Life is best understood and practiced as an art, the way that art is understood and practiced. We rely on inspiration, feeling for materials, knowledge of how to put things together well, patience, physical strength and awareness that we are part of a process which we don’t know much about yet but which we live within and are sustained by. The verbal arts we practice, or visual arts, or graphic arts, or theater arts, or musical arts, or liberal arts, are part of something. They are not the whole story. And they are interconnected at the center with all the other parts.

1573 painting by the Portuguese artist Francisco de Holanda, a student of Michelangelo’s. (Available as a print and as stationery cards.)

Pulsating beneath this interconnected totality is the essence of all creative work. While the young Jane Goodall was contemplating the indivisibility of art and science, Richards considers what creativity in all its forms asks of us and what it gives us:

Total concentration, total focus, enjoyment, discovery, inner effort, creating something, feeling secure in the process yet not knowing or demanding to know how it will come out. Many of the things we do may have this quality. Take gardening, for example, or making lab experiments, or working out a new equation, or cooking supper, or having a child, or teaching a class, or running a college, or praying, or going for a walk, or getting married, or dying.
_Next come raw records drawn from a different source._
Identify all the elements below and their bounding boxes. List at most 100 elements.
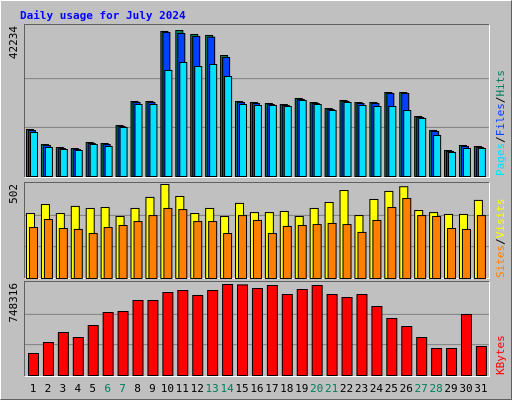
y-tick-label: 42234 bbox=[7, 26, 20, 59]
x-tick-label: 6 bbox=[104, 382, 111, 395]
bar bbox=[387, 207, 397, 279]
bar bbox=[193, 221, 203, 279]
bar bbox=[179, 61, 188, 177]
bar bbox=[373, 105, 382, 177]
bar bbox=[446, 348, 458, 377]
legend-entry: Pages bbox=[494, 143, 507, 176]
bar bbox=[147, 300, 159, 376]
y-tick-label: 502 bbox=[7, 184, 20, 204]
bar bbox=[312, 224, 322, 280]
x-tick-label: 14 bbox=[220, 382, 234, 395]
bar bbox=[148, 215, 158, 279]
x-tick-label: 24 bbox=[370, 382, 384, 395]
bar bbox=[371, 306, 383, 377]
x-tick-label: 17 bbox=[265, 382, 278, 395]
panel-bevel bbox=[24, 281, 490, 377]
bar bbox=[268, 104, 277, 177]
bar bbox=[118, 225, 128, 279]
bar bbox=[358, 104, 367, 177]
bar bbox=[134, 103, 143, 177]
bar bbox=[253, 104, 262, 177]
legend-separator: / bbox=[494, 136, 507, 143]
bar bbox=[57, 331, 69, 376]
bar bbox=[342, 224, 352, 280]
bar bbox=[283, 105, 292, 177]
bar bbox=[296, 288, 308, 376]
bar bbox=[73, 228, 83, 280]
bar bbox=[448, 152, 457, 177]
x-tick-label: 3 bbox=[60, 382, 67, 395]
legend-separator: / bbox=[494, 238, 507, 245]
legend-entry: KBytes bbox=[494, 335, 507, 375]
bar bbox=[237, 284, 249, 377]
bar bbox=[417, 215, 427, 279]
x-tick-label: 16 bbox=[250, 382, 263, 395]
chart-title: Daily usage for July 2024 bbox=[20, 9, 186, 22]
x-tick-label: 12 bbox=[191, 382, 204, 395]
x-tick-label: 27 bbox=[415, 382, 428, 395]
bar bbox=[104, 145, 113, 178]
bar bbox=[326, 293, 338, 376]
bar bbox=[44, 146, 53, 177]
bar bbox=[311, 284, 323, 376]
bar bbox=[282, 225, 292, 280]
bar bbox=[162, 292, 174, 376]
bar bbox=[266, 285, 278, 377]
bar bbox=[357, 231, 367, 279]
bar bbox=[194, 66, 203, 177]
bar bbox=[89, 143, 98, 178]
legend: Pages/Files/Hits bbox=[494, 70, 507, 176]
bar bbox=[177, 289, 189, 376]
bar bbox=[164, 69, 173, 177]
y-tick-label: 748316 bbox=[7, 283, 20, 323]
bar bbox=[223, 233, 233, 279]
bar bbox=[386, 318, 398, 376]
x-tick-label: 10 bbox=[161, 382, 174, 395]
bar bbox=[72, 336, 84, 377]
bar bbox=[117, 310, 129, 376]
bar bbox=[102, 311, 114, 377]
bar bbox=[30, 131, 38, 177]
bar bbox=[432, 216, 442, 279]
x-tick-label: 2 bbox=[45, 382, 52, 395]
bar bbox=[88, 233, 98, 279]
bar bbox=[341, 297, 353, 377]
x-tick-label: 9 bbox=[149, 382, 156, 395]
legend: Sites/Visits bbox=[494, 199, 507, 279]
bar bbox=[327, 222, 337, 280]
bar bbox=[460, 314, 472, 376]
bar bbox=[372, 219, 382, 280]
bar bbox=[416, 336, 428, 377]
panel-bevel bbox=[24, 24, 490, 178]
bar bbox=[222, 284, 234, 376]
bar bbox=[447, 228, 457, 279]
x-tick-label: 28 bbox=[429, 382, 442, 395]
bar bbox=[163, 207, 173, 279]
x-tick-label: 23 bbox=[355, 382, 368, 395]
bar bbox=[433, 135, 442, 178]
bar bbox=[239, 103, 248, 177]
bar bbox=[251, 288, 263, 377]
bar bbox=[87, 325, 99, 377]
bar bbox=[418, 117, 427, 177]
bar bbox=[475, 345, 487, 377]
panel-bevel bbox=[24, 281, 490, 377]
bar bbox=[313, 103, 322, 177]
bar bbox=[328, 110, 337, 177]
bar bbox=[238, 215, 248, 279]
bar bbox=[431, 348, 443, 377]
bar bbox=[178, 209, 188, 279]
x-tick-label: 21 bbox=[325, 382, 338, 395]
panel-bevel bbox=[24, 24, 490, 178]
bar bbox=[343, 101, 352, 177]
bar bbox=[207, 289, 219, 376]
x-tick-label: 22 bbox=[340, 382, 353, 395]
x-tick-label: 7 bbox=[119, 382, 126, 395]
bar bbox=[281, 293, 293, 376]
legend-entry: Files bbox=[494, 103, 507, 136]
x-tick-label: 31 bbox=[474, 382, 487, 395]
bar bbox=[209, 63, 218, 177]
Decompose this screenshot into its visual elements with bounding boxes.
This feeling of generative not-knowing — something the artist Ann Hamilton so beautifully articulated a generation after Richards — is also our best path to knowledge, integral to the creative process of science:

When we live in the spirit of science, we live in a quality of inquiry, of wonder. We put one foot in front of the other, standing firmly balanced on the earth, finding our way on. Each step is both an answer and a question. We both know and don’t know what we are doing… We need to learn to hear the yesin the no; the no in the yes. To hear what is not said. To see what is not visible.

This, of course, is why poetry and science so naturally meet, why openness to wonder may be the best measure and the deepest meaning of our aliveness, the wellspring from which everything that is creative springs.